Ich dränge mich in einer winzig kleinen Tierhandlung im Zentrum von Jerusalem mit ein paar orthodoxen Jüdinnen. Für unsere Wellensittiche möchte ich gleich zwei Packungen Vogelfutter kaufen. „Hältst du Gebote?“, fragt mich der Verkäufer. Obwohl ich hier schon länger lebe, ist mir nicht sofort klar, was er meint. Auf mein „Wie bitte?“ erklärt er mir, daß das Vogelfutter Sauerteig enthält. Wenn ich mich streng an die jüdischen Vorschriften halten würde, müßte ich den Rest vor dem Passahfest verbrennen. Dann wäre es wenige Wochen vor „Pessach“ ratsam nur noch eine Packung zu kaufen.
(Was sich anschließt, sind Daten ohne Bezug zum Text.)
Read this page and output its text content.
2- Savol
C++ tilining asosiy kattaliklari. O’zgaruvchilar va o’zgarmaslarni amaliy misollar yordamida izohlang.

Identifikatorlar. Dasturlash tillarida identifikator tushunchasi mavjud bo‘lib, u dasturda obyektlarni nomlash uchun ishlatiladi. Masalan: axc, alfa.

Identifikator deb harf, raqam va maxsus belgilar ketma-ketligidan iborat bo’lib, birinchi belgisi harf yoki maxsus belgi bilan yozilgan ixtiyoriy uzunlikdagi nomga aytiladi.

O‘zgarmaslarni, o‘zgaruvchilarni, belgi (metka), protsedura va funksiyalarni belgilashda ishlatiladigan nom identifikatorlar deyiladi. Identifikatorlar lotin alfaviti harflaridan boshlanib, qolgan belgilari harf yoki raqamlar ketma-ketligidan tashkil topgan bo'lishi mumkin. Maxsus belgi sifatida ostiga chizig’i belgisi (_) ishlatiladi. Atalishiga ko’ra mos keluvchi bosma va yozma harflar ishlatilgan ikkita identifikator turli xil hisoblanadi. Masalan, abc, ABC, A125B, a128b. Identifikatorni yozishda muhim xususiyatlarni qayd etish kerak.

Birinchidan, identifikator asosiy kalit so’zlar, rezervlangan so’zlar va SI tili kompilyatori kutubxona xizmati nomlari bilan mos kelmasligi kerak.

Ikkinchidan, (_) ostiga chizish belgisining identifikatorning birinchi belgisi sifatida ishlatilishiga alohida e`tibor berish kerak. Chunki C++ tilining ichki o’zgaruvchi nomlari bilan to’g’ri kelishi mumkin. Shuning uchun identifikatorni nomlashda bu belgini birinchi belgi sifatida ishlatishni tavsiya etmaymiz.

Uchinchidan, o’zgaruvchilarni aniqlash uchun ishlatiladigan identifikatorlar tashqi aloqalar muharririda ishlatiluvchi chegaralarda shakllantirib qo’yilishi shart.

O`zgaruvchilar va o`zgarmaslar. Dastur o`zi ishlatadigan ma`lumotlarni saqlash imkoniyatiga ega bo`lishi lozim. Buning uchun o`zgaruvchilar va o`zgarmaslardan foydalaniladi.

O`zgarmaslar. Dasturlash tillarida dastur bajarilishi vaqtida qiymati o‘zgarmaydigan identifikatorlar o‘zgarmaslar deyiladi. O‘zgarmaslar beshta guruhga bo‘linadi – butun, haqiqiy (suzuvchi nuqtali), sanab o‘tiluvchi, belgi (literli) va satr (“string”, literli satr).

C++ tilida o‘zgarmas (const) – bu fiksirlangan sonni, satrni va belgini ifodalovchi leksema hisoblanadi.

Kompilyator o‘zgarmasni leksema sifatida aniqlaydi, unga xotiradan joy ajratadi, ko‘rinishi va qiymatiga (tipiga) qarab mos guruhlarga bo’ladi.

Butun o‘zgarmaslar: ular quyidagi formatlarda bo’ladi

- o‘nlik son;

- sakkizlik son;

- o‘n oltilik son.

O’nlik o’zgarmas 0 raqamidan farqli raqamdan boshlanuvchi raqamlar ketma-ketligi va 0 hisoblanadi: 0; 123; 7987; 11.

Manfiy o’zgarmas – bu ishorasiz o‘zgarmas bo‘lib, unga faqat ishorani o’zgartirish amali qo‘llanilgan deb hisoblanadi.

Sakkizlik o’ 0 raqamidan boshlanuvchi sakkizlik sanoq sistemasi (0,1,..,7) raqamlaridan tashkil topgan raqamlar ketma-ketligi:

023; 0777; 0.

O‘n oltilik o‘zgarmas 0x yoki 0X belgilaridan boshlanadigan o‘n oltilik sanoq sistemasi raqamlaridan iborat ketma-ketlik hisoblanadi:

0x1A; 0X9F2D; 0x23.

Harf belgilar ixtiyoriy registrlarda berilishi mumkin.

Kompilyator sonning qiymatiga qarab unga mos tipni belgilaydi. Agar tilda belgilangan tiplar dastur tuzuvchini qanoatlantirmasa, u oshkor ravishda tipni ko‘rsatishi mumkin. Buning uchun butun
„Es soll sieben Tage lang kein Sauerteig gesehen werden in deinem ganzen Lande“, heißt es in 5. Mose 16,4. Deswegen sind die Vorbereitungen für das Passahfest, das an den Auszug aus Ägypten erinnert, sehr gründlich. Dem Fest geht ein Frühjahrsputz voraus, der bei orthodoxen Familien einem Umzug gleicht. Auch die letzte Ecke muß gründlich von allem Sauerteig gereinigt werden. Möbel werden verschoben oder hinaus getragen. Jeder Gegenstand, jedes Buch, das einmal auf dem Tisch lag und mit gesäuerten Brosamen in Berührung gekommen sein konnte, muß gereinigt werden – der Passahputz ist schlicht und einfach eine Plackerei.
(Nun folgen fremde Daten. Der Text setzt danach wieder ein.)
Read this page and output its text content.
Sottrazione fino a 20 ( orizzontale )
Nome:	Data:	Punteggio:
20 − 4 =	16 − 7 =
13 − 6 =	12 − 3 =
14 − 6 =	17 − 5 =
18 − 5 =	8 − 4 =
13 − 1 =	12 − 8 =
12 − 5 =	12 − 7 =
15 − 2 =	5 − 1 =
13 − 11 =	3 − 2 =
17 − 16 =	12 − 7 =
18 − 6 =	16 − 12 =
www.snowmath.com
„Lauft mir nicht mit den Keksen ins Kinderzimmer“, ermahnt eine jüdische Mama, bei der wir gerade zu Besuch sind, ihre Kinder. „Das Kinderzimmer habe ich schon fertig“, fügt sie erklärend hinzu. Dann lächelt sie uns an: „So sorgt Gott für unsere Reinheit.“
Alle Lebensmittel, die „Gesäuertes“ beinhalten, von Cornflakes bis zum Whisky, aber auch Farben oder andere Produkte, müssen weggeschafft werden. Nicht nur einzelne Familien, sondern der Staat verkauft vor „Pessach“ alles „Gesäuerte“ symbolisch an einen Nichtjuden. Das ist die Aufgabe des Oberrabbinats. In den Lebensmittelläden erscheinen dann überall die typischen Packungen mit Matzen, den ungesäuerten Broten. Wer in der Passahwoche Essen gehen möchte, muß damit rechnen, daß auch die Pizza aus Matzen gemacht wird.
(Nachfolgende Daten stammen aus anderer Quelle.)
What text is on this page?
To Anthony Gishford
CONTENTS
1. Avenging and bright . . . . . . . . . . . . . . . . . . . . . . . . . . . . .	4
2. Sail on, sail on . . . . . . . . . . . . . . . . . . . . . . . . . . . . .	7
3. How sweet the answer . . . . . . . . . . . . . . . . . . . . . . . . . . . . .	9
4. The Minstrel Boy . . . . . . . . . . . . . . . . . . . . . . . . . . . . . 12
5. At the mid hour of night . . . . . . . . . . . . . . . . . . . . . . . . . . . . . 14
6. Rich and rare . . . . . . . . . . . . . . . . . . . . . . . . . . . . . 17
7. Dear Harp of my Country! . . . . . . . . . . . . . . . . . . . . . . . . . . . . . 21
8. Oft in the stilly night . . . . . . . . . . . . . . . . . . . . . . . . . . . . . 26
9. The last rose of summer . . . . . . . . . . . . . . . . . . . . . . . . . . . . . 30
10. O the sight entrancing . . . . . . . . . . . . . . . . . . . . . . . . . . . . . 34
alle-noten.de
Die letzten Reste des Sauerteigs werden am Vormittag vor dem ersten Passahabend verbrannt. In diesem Jahr ist das am 27. März, dem 14. Nissan nach jüdischer Zeitrechnung. Überall in den Parks und vor den Häusern brennen dann kleine Feuer. Unter Gebeten verbrennen meist die Familienväter mit ihren Kindern den letzten Sauerteig.
Zur Zeit des Tempels pilgerten riesige Menschenmassen nach Jerusalem, um das Passahlamm zu opfern. Der römisch-jüdische Geschichtsschreiber Josephus Flavius schätzte, daß im Jahre 65 v.Chr. drei Millionen Menschen am Passahfest teilnahmen.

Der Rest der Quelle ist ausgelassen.